Researchers have developed a new tool that could help to classify patients with type 2 diabetes at greater risk for hypoglycemia-related utilization using only six information inputs, according to the results of a study published in JAMA Internal Medicine. This tool could help to target interventions to those patients most in need.
“Hypoglycemia is now one of the most frequent adverse events in patients with type 2 diabetes; when not treated, it can lead to falls, car accidents, heart attacks and even death,” Andrew Karter, PhD, research scientist at Kaiser Permanente Northern California’s Division of Research, told Medical Economics. “Hypoglycemia is often preventable with the proper clinical attention, and we believe this tool will help focus that attention on the patients who most need it.”

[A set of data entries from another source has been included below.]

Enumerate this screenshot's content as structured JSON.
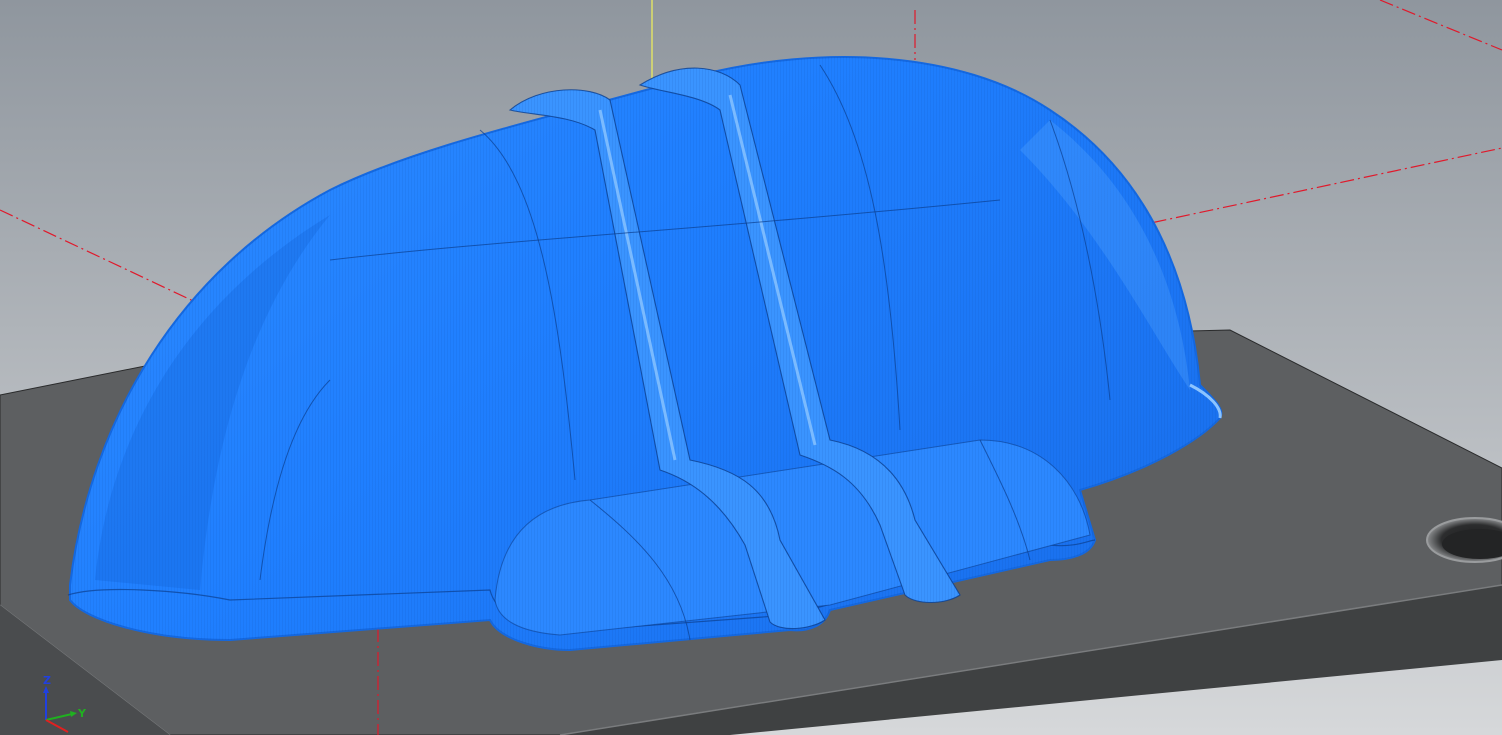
{
  "viewport": {
    "name": "cad-3d-viewport",
    "background_top": "#8f969e",
    "background_bottom": "#d6d8da"
  },
  "colors": {
    "part_surface": "#1f7fff",
    "part_highlight": "#5aa8ff",
    "part_shadow": "#0a56c8",
    "toolpath_line": "#0b3f8f",
    "stock_top": "#5d5f61",
    "stock_side": "#3f4142",
    "stock_edge": "#2a2b2c",
    "construction_line": "#e0192b",
    "vertical_axis_line": "#f2f25a"
  },
  "view_triad": {
    "icon": "xyz-axis-triad-icon",
    "z_label": "Z",
    "y_label": "Y",
    "x_color": "#e02020",
    "y_color": "#20b020",
    "z_color": "#2040e0"
  },
  "features": {
    "part": "blue-finished-part-with-toolpaths",
    "stock": "dark-grey-stock-plate",
    "hole": "through-hole-in-stock"
  }
}
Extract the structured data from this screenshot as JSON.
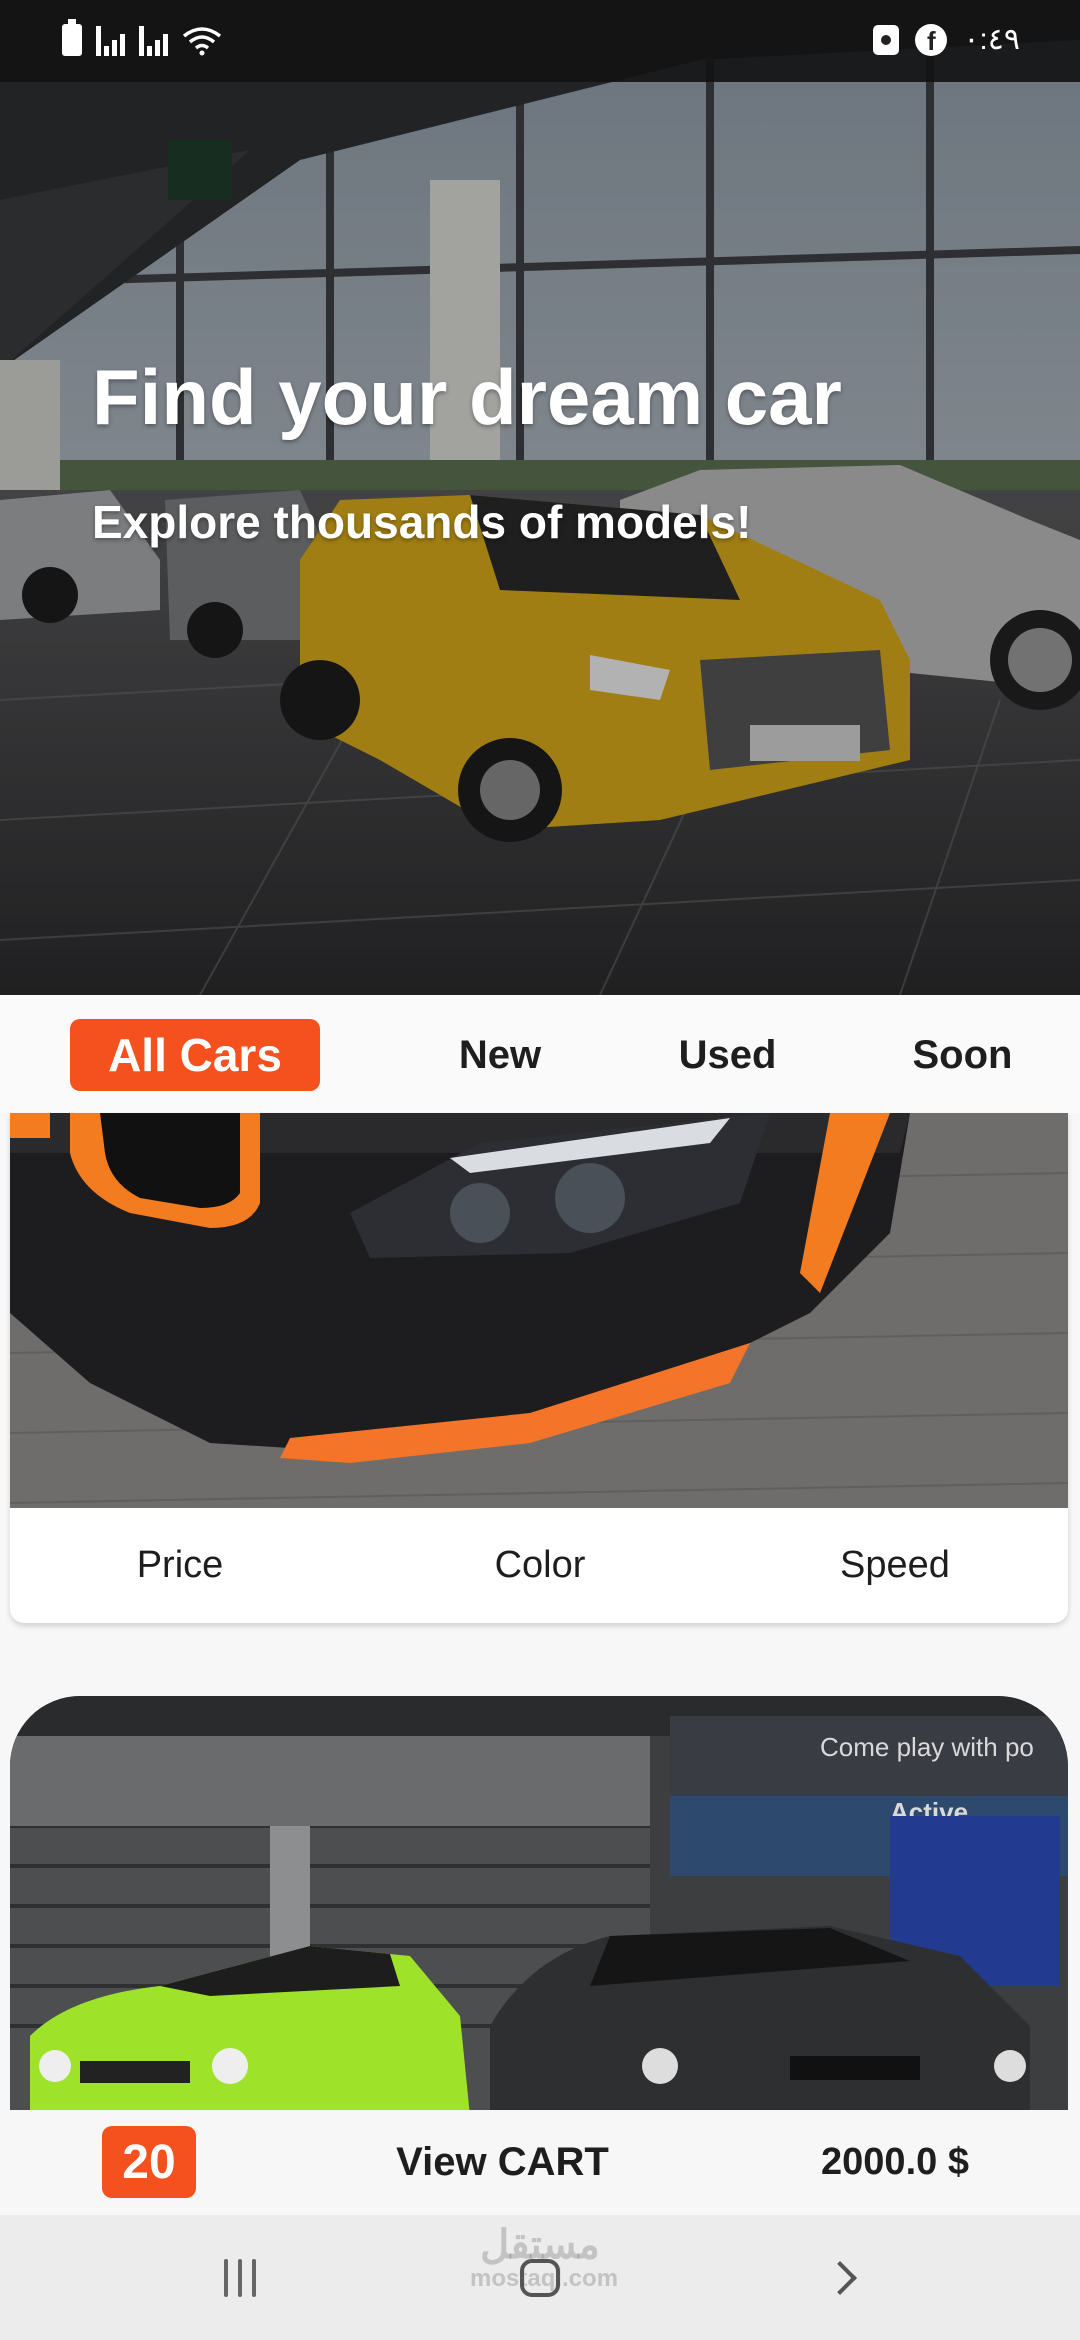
{
  "status_bar": {
    "time": "٠:٤٩",
    "icons": [
      "battery-icon",
      "signal-icon",
      "signal-icon",
      "wifi-icon",
      "screen-record-icon",
      "facebook-icon"
    ]
  },
  "hero": {
    "title": "Find your dream car",
    "subtitle": "Explore thousands of models!"
  },
  "tabs": [
    {
      "label": "All Cars",
      "active": true
    },
    {
      "label": "New",
      "active": false
    },
    {
      "label": "Used",
      "active": false
    },
    {
      "label": "Soon",
      "active": false
    }
  ],
  "cards": [
    {
      "image": "black-orange-car-front-photo",
      "features": [
        "Price",
        "Color",
        "Speed"
      ]
    },
    {
      "image": "garage-green-and-black-cars-photo",
      "sign_text": "Come play with po",
      "sign_text_2": "Active"
    }
  ],
  "cart": {
    "count": "20",
    "view_label": "View CART",
    "total": "2000.0 $"
  },
  "nav": {
    "icons": [
      "recents-icon",
      "home-icon",
      "back-icon"
    ],
    "watermark_ar": "مستقل",
    "watermark_en": "mostaql.com"
  },
  "colors": {
    "accent": "#f4511e",
    "text": "#1e1e1e",
    "background": "#f7f7f7"
  }
}
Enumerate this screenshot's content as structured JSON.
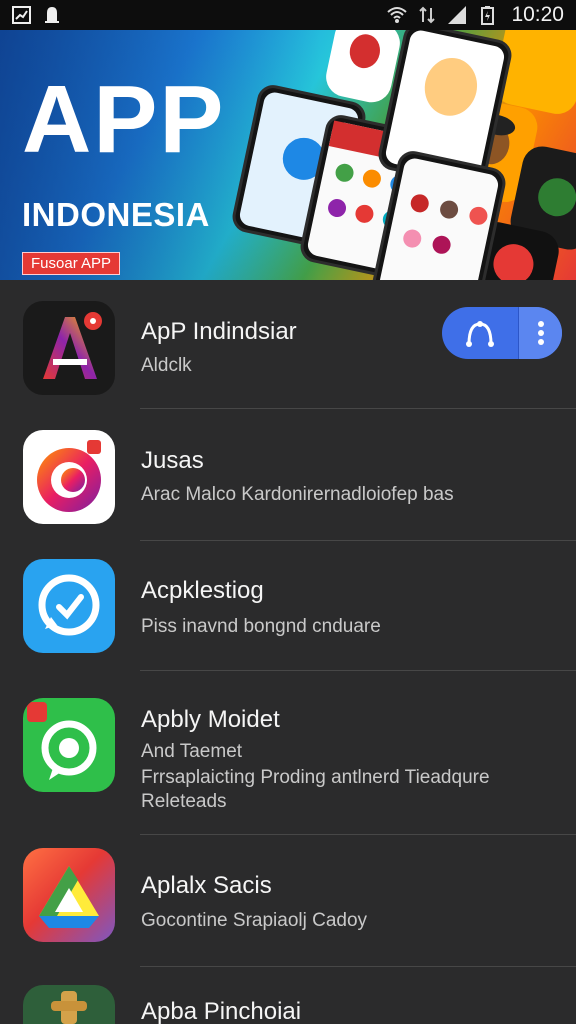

To develop this tool, Karter and colleagues created a classification tree based on potential predictors of hypoglycemia-related emergency department (ED) or hospital use. This tree was transcribed into a tool and tested in one internal and two independent external samples. Internal testing was done with 206,435 patients with diabetes from Kaiser Permanente Northern California (KPNC), and external testing was done with 1,335,966 Veterans Health Administration and 14,972 Group Health Cooperative patients with type 2 diabetes.
The tool was based on six patient-specific variables: total number of prior episodes of hypoglycemia-related ED or hospital utilization; number of ED encounters for any reason in the prior 12 months; insulin use; sulfonylurea use; presence of severe or end-stage kidney disease; and age younger than 77 years. Based on responses, patients were classified as high (>5%), intermediate (1%-5%) or low (<1%) risk.